Participant Testimonials

“You know to be perfectly honest, sometimes trainings like this are kind of a waste of time, or offer only a few nuggets of good advice … but this one was just phenomenal. I wish I would have had a warning that this was going to be so good.”

“You provided us with so many tools that I hadn’t really considered to be tools. It seemed like a common theme in many of the lessons was to always come back to finding common ground – why are we here? Because of the students. That was a huge realization for me.”

“The program exposed areas for me to continue to develop and improve on as a leader.”

“Thank you for providing a space for this group of people to get together to share ideas. I looked forward to these sessions and came away with new ideas to chew on after each meeting”

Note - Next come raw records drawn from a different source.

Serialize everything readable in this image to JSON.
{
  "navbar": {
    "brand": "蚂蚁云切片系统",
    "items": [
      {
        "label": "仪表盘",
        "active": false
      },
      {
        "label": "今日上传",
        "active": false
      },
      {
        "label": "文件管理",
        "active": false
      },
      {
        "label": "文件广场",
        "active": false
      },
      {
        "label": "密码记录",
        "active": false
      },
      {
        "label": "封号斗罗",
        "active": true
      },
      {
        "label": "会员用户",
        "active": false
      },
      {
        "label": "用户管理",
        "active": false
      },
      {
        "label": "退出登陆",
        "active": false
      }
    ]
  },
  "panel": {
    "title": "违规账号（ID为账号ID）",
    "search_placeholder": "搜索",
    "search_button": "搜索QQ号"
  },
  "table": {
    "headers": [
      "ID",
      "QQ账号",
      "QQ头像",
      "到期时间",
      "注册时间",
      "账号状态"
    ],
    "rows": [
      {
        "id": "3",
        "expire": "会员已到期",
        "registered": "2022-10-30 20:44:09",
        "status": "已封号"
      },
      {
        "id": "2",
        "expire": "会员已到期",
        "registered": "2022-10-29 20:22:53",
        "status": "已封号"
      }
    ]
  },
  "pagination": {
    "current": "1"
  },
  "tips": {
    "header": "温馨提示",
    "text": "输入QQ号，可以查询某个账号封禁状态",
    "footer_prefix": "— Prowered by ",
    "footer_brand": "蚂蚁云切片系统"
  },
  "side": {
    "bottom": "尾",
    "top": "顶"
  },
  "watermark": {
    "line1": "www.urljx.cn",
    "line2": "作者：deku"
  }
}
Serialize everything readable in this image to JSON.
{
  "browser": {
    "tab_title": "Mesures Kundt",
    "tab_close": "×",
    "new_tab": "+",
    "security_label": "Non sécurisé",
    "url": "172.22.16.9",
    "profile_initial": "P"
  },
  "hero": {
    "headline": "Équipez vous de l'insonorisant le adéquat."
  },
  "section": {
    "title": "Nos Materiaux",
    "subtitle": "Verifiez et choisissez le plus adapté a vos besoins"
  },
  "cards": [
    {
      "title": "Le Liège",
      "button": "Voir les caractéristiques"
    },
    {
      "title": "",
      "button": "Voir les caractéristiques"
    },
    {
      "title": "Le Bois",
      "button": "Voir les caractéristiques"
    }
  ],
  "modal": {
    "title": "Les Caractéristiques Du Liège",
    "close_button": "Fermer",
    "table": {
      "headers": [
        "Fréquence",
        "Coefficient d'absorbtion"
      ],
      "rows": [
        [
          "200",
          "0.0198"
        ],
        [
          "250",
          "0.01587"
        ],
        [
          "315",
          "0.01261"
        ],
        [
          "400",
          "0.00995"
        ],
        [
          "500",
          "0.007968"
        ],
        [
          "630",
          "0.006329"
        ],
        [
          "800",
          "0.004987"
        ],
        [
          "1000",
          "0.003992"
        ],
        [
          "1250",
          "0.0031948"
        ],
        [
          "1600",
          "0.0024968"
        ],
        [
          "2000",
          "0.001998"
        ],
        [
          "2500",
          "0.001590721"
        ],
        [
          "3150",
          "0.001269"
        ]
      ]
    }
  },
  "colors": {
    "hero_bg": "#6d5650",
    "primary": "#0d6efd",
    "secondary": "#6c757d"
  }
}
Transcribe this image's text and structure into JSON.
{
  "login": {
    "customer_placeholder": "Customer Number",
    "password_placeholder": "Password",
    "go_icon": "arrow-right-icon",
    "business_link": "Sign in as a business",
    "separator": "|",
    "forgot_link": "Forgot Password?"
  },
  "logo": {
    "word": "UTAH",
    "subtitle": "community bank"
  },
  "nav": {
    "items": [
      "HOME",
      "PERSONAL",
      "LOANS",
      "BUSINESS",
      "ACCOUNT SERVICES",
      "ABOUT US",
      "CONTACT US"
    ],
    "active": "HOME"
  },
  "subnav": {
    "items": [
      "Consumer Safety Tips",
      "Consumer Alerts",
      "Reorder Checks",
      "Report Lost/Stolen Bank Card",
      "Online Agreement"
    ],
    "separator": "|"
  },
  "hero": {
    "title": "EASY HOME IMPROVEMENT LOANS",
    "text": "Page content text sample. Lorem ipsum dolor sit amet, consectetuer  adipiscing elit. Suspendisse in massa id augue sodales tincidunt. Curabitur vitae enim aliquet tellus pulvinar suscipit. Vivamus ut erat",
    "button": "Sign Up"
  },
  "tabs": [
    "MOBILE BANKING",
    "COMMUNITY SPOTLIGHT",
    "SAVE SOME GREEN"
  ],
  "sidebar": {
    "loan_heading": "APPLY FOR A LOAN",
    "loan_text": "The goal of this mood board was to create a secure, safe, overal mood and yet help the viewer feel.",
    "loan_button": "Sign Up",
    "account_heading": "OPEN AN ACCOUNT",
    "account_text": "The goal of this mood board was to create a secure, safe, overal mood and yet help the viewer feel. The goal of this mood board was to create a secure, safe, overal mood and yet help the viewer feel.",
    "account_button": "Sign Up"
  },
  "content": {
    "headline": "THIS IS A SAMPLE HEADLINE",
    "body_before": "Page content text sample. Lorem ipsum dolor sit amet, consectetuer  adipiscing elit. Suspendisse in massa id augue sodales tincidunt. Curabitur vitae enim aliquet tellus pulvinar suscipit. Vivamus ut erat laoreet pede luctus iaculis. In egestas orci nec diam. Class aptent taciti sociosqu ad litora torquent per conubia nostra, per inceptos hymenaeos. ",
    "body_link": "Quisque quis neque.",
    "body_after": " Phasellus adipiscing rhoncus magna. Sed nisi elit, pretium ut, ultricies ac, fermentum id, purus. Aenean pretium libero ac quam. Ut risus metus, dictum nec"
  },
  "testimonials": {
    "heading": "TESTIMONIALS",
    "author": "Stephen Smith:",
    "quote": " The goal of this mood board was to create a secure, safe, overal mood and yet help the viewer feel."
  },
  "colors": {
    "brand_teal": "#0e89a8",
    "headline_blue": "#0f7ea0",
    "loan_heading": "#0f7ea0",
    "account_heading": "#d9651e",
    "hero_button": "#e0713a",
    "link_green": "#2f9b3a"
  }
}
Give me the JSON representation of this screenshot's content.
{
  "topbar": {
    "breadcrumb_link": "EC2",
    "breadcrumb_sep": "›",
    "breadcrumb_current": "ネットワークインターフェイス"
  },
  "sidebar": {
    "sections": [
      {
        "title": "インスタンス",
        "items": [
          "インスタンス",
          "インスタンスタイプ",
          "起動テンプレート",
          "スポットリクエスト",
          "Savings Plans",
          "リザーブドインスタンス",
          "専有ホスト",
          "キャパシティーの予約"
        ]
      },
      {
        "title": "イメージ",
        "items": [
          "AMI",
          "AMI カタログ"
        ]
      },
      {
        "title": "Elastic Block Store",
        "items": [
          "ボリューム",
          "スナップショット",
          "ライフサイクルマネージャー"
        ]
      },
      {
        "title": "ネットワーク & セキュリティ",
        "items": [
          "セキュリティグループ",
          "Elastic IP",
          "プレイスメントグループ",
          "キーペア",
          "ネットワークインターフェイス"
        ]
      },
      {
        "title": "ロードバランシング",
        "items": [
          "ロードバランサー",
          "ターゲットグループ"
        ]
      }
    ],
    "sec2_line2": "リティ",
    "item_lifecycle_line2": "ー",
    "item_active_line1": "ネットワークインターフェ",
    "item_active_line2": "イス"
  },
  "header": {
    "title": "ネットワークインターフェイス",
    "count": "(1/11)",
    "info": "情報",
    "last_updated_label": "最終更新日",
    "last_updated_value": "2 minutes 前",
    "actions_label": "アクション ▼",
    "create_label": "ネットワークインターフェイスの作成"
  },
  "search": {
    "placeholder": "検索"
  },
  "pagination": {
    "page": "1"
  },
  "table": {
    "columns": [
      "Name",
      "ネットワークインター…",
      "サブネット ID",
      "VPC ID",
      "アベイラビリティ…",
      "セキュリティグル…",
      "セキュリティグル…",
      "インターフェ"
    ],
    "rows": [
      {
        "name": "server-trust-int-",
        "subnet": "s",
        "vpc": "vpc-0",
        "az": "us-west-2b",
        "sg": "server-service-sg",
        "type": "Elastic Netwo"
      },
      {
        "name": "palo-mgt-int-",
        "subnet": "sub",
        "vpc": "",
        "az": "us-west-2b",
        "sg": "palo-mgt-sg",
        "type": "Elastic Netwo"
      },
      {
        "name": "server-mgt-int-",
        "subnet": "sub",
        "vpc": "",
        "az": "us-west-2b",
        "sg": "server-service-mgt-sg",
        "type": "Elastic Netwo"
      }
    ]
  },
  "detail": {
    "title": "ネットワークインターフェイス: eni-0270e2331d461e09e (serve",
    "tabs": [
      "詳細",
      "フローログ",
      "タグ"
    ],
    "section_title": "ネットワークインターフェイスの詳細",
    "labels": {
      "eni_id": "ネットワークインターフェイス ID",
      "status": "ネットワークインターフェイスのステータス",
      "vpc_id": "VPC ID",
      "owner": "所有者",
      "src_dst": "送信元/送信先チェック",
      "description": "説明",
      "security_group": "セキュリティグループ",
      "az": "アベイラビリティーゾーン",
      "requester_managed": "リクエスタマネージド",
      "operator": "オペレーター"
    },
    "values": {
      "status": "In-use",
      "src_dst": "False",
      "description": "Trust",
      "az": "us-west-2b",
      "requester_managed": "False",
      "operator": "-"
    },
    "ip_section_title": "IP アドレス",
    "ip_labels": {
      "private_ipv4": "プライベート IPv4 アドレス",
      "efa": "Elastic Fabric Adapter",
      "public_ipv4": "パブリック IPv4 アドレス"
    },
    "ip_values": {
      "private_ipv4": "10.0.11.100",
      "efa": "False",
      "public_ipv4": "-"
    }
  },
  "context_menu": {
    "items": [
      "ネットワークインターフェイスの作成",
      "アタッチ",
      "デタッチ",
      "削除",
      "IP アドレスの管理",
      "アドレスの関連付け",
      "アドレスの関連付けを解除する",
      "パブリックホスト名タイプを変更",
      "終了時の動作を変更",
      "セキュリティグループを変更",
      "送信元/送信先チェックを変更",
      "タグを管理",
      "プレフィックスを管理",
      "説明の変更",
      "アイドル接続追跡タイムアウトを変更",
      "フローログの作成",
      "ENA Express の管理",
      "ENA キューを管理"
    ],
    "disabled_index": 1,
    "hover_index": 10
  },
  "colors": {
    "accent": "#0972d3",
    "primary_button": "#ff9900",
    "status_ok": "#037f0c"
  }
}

“I have used the critical friends group.  I have recentered conversations around policy and procedure when colleagues have tried to overstep bounds.  I am working to become a better listener. I have a different outlook on how to use my time as a leader to accomplish something more than just maintaining the status quo.”

“This program gave me a lot to think about re leadership, from defining who I am and aspire to be as a leader to giving me specific skills (e.g., scripts, decision-making framework, negotiation tactics, etc.) to use from a leadership perspective.”

“Robert Easter is an outstanding resource. He is an exemplary leader who is experienced, poised, and savvy. I would love to have him as a mentor!”